JsonSchemaAnnotationProducer filters the verbose results to extract annotations:

internal static bool IsAnnotation(in Result result, out ReadOnlySpan<byte> keyword)
{
    // Must be a match
    if (!result.IsMatch) return false;

    // Must have a non-empty message (raw JSON)
    if (result.Message.Length == 0) return false;

    // Key: EvaluationLocation != SchemaEvaluationLocation
    if (evaluationLocation.SequenceEqual(schemaEvaluationLocation))
        return false;  // This is a validation result

    // Extract keyword from the last path segment
    keyword = evaluationLocation[(lastSlash + 1)..];

    // Message must start with a valid JSON value byte (not a diagnostic)
    return IsJsonValueStart(message[0]);
}

Using annotations

Enumeration with foreach

using var collector = new JsonSchemaResultsCollector(JsonSchemaResultsLevel.Verbose);
schema.EvaluateSchema(collector);

foreach (JsonSchemaAnnotationProducer.Annotation annotation
    in JsonSchemaAnnotationProducer.EnumerateAnnotations(collector))
{
    Console.WriteLine(
        $"{annotation.GetInstanceLocationText()} " +
        $"[{annotation.GetKeywordText()}] " +
        $"@ {annotation.GetSchemaLocationText()} " +
        $"= {annotation.GetValueText()}");
}

Writing as JSON

JsonSchemaAnnotationProducer.WriteAnnotationsTo(collector, writer);

Output structure:

{
  "": {
    "title": {
      "#": "\"Person\""
    },
    "description": {
      "#": "\"A person object\""
    }
  },
  "/name": {
    "title": {
      "#/properties/name": "\"Full name\""
    }
  }
}

The nesting is: instanceLocation → keyword → schemaLocation → annotationValue.

Callback-based enumeration

JsonSchemaAnnotationProducer.EnumerateAnnotations(
    collector,
    (instanceLocation, keyword, schemaLocation, value) =>
    {
        // Process annotation; return false to stop early
        return true;
    });

Collecting to a dictionary

var annotations = JsonSchemaAnnotationProducer.CollectAnnotations(collector);
// Dictionary<string, Dictionary<string, Dictionary<string, string>>>
// instanceLocation → keyword → schemaLocation → value

The Annotation ref struct

JsonSchemaAnnotationProducer.Annotation is a ref struct for zero-allocation enumeration:

public readonly ref struct Annotation
{
    public ReadOnlySpan<byte> InstanceLocation { get; }
    public ReadOnlySpan<byte> Keyword { get; }
    public ReadOnlySpan<byte> SchemaLocation { get; }
    public ReadOnlySpan<byte> Value { get; }

    // Convenience methods to get string representations:
    public string GetInstanceLocationText();
    public string GetKeywordText();
    public string GetSchemaLocationText();
    public string GetValueText();
}

Because it is a ref struct, it cannot be stored in collections or captured by lambdas.

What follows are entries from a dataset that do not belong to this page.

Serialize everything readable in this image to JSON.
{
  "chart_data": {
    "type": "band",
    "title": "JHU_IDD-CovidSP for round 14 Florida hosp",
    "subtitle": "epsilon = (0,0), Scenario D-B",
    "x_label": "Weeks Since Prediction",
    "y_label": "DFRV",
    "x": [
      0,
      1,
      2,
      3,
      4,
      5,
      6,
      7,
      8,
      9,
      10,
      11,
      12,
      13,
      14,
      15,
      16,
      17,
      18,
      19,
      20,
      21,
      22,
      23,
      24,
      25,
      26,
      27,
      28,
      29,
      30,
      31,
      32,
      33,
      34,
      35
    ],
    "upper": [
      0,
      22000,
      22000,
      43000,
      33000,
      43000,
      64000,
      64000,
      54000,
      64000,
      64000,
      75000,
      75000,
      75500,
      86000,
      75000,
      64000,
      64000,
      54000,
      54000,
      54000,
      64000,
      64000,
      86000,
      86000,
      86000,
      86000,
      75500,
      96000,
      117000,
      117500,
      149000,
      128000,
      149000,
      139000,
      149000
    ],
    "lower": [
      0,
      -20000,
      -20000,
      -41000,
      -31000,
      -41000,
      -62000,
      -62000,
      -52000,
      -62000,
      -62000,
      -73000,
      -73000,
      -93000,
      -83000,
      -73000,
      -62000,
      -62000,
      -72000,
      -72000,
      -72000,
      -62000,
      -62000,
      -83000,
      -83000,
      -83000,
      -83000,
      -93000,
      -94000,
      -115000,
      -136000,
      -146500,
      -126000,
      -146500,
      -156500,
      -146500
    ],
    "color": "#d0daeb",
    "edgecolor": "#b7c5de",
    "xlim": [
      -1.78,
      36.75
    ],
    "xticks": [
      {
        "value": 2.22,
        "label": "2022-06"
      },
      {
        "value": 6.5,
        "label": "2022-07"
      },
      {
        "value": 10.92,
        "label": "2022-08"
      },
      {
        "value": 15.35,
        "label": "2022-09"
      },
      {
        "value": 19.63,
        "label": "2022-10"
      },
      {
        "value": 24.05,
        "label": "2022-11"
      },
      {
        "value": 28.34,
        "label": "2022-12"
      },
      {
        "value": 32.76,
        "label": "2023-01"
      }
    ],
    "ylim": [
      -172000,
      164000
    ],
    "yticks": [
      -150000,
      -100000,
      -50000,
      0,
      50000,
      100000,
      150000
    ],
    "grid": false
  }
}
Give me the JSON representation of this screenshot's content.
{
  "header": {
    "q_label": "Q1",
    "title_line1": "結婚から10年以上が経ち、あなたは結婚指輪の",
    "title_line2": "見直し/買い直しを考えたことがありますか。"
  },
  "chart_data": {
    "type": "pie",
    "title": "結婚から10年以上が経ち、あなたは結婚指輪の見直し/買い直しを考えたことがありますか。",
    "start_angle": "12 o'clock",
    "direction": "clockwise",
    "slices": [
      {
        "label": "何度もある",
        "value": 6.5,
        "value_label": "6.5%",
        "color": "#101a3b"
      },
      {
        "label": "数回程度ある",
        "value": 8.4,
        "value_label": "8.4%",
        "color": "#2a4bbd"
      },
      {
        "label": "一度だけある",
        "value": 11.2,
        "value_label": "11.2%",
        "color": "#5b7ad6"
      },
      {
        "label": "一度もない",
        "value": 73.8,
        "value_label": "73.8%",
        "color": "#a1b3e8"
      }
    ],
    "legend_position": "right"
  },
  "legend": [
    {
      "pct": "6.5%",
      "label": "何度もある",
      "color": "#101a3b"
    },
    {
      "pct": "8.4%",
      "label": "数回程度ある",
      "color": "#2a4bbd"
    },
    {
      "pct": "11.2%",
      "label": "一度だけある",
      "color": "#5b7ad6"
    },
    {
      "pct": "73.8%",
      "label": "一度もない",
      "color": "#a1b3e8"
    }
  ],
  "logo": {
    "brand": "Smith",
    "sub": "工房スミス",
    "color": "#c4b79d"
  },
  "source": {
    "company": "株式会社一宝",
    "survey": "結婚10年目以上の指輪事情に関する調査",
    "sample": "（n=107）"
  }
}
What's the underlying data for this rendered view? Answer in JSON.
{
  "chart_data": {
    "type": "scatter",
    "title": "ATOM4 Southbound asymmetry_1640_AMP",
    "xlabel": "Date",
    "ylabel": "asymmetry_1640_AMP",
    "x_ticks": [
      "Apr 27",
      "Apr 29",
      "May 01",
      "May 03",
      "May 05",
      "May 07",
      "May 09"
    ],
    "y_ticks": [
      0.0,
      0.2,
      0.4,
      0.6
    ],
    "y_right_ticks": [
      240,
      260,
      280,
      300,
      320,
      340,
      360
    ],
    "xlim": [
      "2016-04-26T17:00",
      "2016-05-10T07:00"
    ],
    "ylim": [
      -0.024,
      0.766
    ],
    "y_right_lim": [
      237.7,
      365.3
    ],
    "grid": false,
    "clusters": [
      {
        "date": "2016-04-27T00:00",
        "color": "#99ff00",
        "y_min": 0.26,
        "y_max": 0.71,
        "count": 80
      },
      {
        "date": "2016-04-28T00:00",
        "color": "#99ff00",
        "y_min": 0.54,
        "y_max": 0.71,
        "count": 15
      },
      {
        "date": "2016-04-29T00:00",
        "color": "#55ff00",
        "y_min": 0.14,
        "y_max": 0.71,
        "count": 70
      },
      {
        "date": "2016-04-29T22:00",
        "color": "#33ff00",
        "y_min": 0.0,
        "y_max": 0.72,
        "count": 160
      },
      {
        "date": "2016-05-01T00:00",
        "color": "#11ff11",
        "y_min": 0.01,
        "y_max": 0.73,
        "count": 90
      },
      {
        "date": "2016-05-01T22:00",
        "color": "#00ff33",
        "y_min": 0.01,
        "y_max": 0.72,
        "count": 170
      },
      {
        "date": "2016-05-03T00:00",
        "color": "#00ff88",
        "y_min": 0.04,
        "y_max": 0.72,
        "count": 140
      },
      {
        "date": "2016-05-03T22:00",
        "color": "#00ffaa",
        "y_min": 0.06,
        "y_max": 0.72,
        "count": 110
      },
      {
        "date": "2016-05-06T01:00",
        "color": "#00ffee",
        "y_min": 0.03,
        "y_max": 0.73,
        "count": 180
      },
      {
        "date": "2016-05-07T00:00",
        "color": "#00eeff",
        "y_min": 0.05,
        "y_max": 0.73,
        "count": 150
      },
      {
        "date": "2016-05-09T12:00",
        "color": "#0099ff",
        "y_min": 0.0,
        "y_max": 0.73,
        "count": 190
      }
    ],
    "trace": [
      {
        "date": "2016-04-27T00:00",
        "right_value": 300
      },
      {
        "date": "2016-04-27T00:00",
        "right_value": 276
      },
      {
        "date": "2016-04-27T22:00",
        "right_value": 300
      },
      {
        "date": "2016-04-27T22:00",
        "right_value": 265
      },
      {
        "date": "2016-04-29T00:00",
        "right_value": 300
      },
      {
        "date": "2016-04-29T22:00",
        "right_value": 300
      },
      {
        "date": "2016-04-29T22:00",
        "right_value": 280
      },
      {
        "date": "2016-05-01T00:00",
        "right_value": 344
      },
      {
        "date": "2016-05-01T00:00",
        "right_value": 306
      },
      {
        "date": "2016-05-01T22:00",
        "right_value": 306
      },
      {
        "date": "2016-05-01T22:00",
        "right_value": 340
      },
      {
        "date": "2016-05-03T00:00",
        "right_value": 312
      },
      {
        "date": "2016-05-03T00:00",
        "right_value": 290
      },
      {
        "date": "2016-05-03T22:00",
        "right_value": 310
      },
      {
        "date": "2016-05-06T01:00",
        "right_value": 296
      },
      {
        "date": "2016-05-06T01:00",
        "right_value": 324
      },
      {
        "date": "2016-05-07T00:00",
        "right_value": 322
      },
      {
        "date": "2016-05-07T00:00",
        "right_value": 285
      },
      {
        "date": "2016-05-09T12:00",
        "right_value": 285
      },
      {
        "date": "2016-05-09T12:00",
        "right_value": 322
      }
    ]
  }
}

Use the callback or dictionary APIs for those use cases.

Verbosity levels

Level Annotations collected? Use case
Flag No Quick pass/fail check
Basic No Validation with error messages
Detailed No Validation with full error context
Verbose Yes Full annotation collection

Annotations are only collected in Verbose mode. The other levels skip the IgnoredKeyword calls entirely for performance.

Type-based vs standalone evaluator

Feature Type-based Standalone evaluator
Validation keywords ✅ Full support ✅ Full support
Annotation keywords ❌ Not emitted ✅ Full collection
Annotation compliance N/A Conforms to JSON Schema test suite
Performance Optimised (skips annotations) Slightly slower (records annotations)

The type-based code generator (element.EvaluateSchema()) does not emit annotation collection code. To collect annotations, use the standalone evaluator via SchemaEvaluator.Evaluate() with a Verbose results collector.